I never quite understand the arguments against the 17th amendment.
Prior to that time, senators were appointed by state legislatures rather than elected by voters.
What practical difference would it make?
For example, California has two liberal hack Democrat senators, Feinstein and Barbara Boxer.
California Democrats have huge majorities in the state legislature in Sacramento. If they chose California’s senators, they could well choose Feinstein and Boxer as the senators. Since they are Democrats, they would only choose Democrats as senators. No chance for any Republican or other party candidate to make a case to the voters. Because the voters in that case would be all Democrat hack legislators.
So I’m wondering if we would see a major difference in who is elected/selected as senators, if partisan state legislatures chose senators, as opposed to voters.
The intent for the House of Representatives was to be the voice of the people. The intent for the Senate was to be the voice of the states. By changing the way Senators gained their seats, the states were left without representation and the balance of power was upset. This one change is responsible for more encroachment on the many freedoms endemic in the Constitution than any other except perhaps the income tax. We are fully reaping the results of that change now.
Hope that helps you understand the impact of changing how Senators get to Washington. Perhaps one of the experts on Freerepublic will see your post and respond with a better explanation than I am able to give.
But there are something like 56 or 57 other states out there.
I think right now Republican control something like 30 statehouses (I could look it up but that just seems like so much work). That would mean 60 Republican Senators right there.
Assuming those Legislatures had the balls to elect two Republican Senators.
Absent the 17th Amendment David Dewhurst would be the junior senator from Texas and Bob Bennett would be the junior senator from Utah. Nobody would have heard of Chris McDaniel. Pat Roberts wouldn't have had to leave suburban DC during the entire election cycle.
The Progressive era was a very destruction force toward individual liberty. The Federal Reserve, League of Nations and equally ugly UN, Great War with WWII, Income Tax, Direct election of Senators, Prohibition and Propaganda are among the Progressive legacy.
The power to tax an individual's work output is very destructive power. For over 125 years our Nation fully funded itself through tariffs upon imported goods that competed with US interests. The 16th empowered social engineering busybodies and opened the class warfare window.

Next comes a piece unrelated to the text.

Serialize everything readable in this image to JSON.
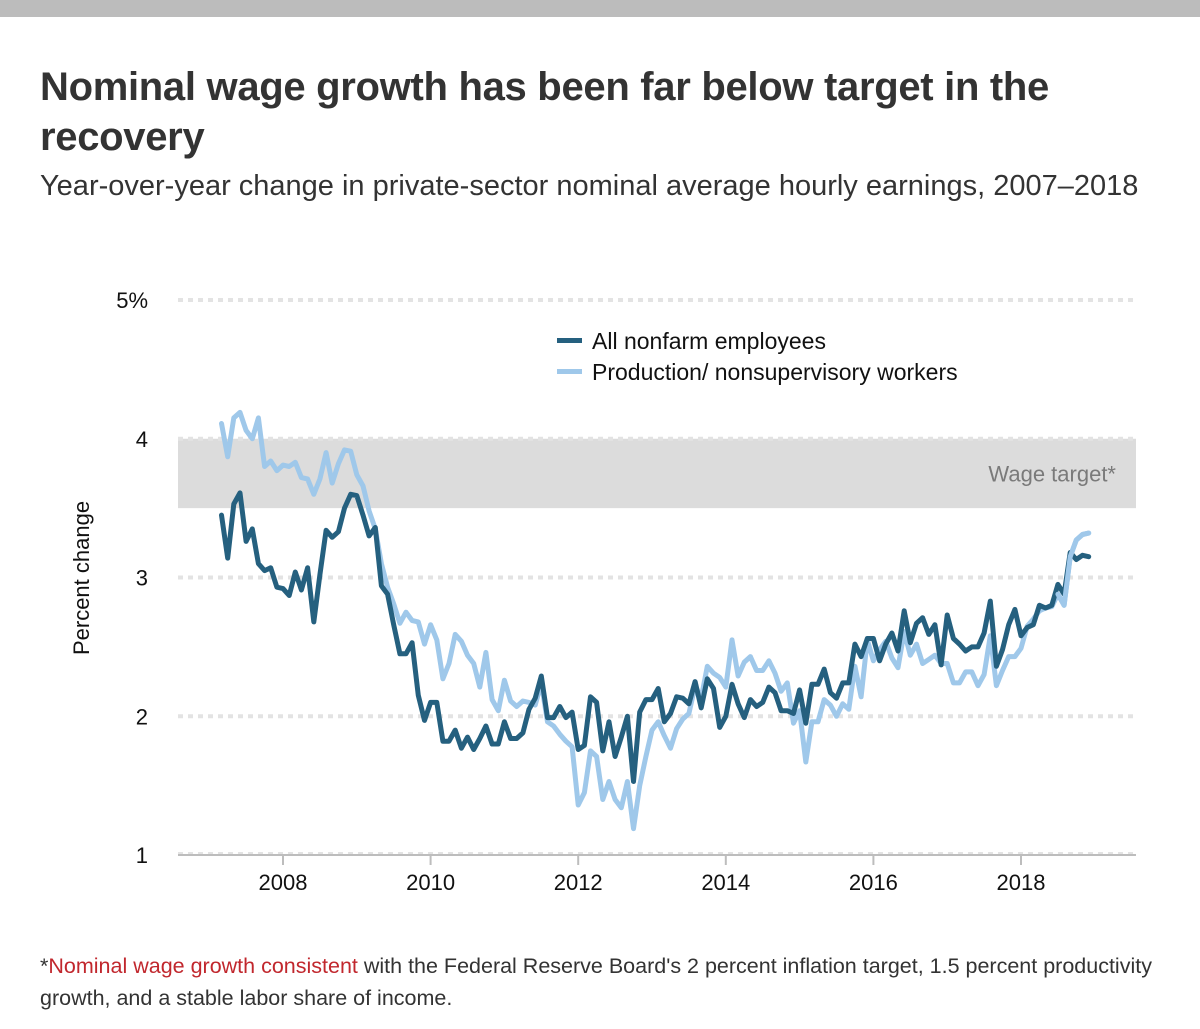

After the 17th, a special interest only needs to purchase 51 Senate, in lieu of 217 House seats, to enable an agenda. Given millions of out of state (and country) dollars purchase elect Senators; rarely does a Senator's values accurately reflect home state's values. For example, Progressives defeated overwhelmingly popular conservative Matt Bevin in the Kentucky GOP primary, leaving Kentucky a toss-up for the lessor of two Progressives evils.
Cheers,
OLA
The difference, my FRiend, is that directly elected senators are beholden to the same people as members of the House - the Gibsmedats - and are forced to pander to the lowest levels of the electorate to win elections. Senators appointed by the state legislatures are less so and can represent the interests of their state without worrying about taking a position that might cost votes among the low information crowd.
The founders recognized that states have different interests than individuals and that unfiltered populism would ruin the nation. The electoral college and indirect election of senators was their way of buffering the mob rule that would be the result of popular elections. Direct election of senators was an early progressive move to tear down the constitutional system, as is the push for direct election of the President.
Until then, the United States was a uniting of states. Each state has its own interests as an aggregation of its residents, with Senators representing the nature of the state as a whole by filtering "the will of the people" thru state government which in turn took two seats in Congress. Senators were selected by high-ranking state leaders who presumably know more about what's actually going on than the malleable rabble at large.
The 17th destroyed that, eliminating the state governments from representation in federal government. Senators are now just winners of the House-like popularity contest, coming from state-wide jurisdictions instead of local precincts.
Prior to 17’th were the senators term limited?
A majority of the Senate is Democrat. A majority of legislative chambers are Republican. So you’d see some difference. Probably not as much as we’d like, given the RINOs, but some.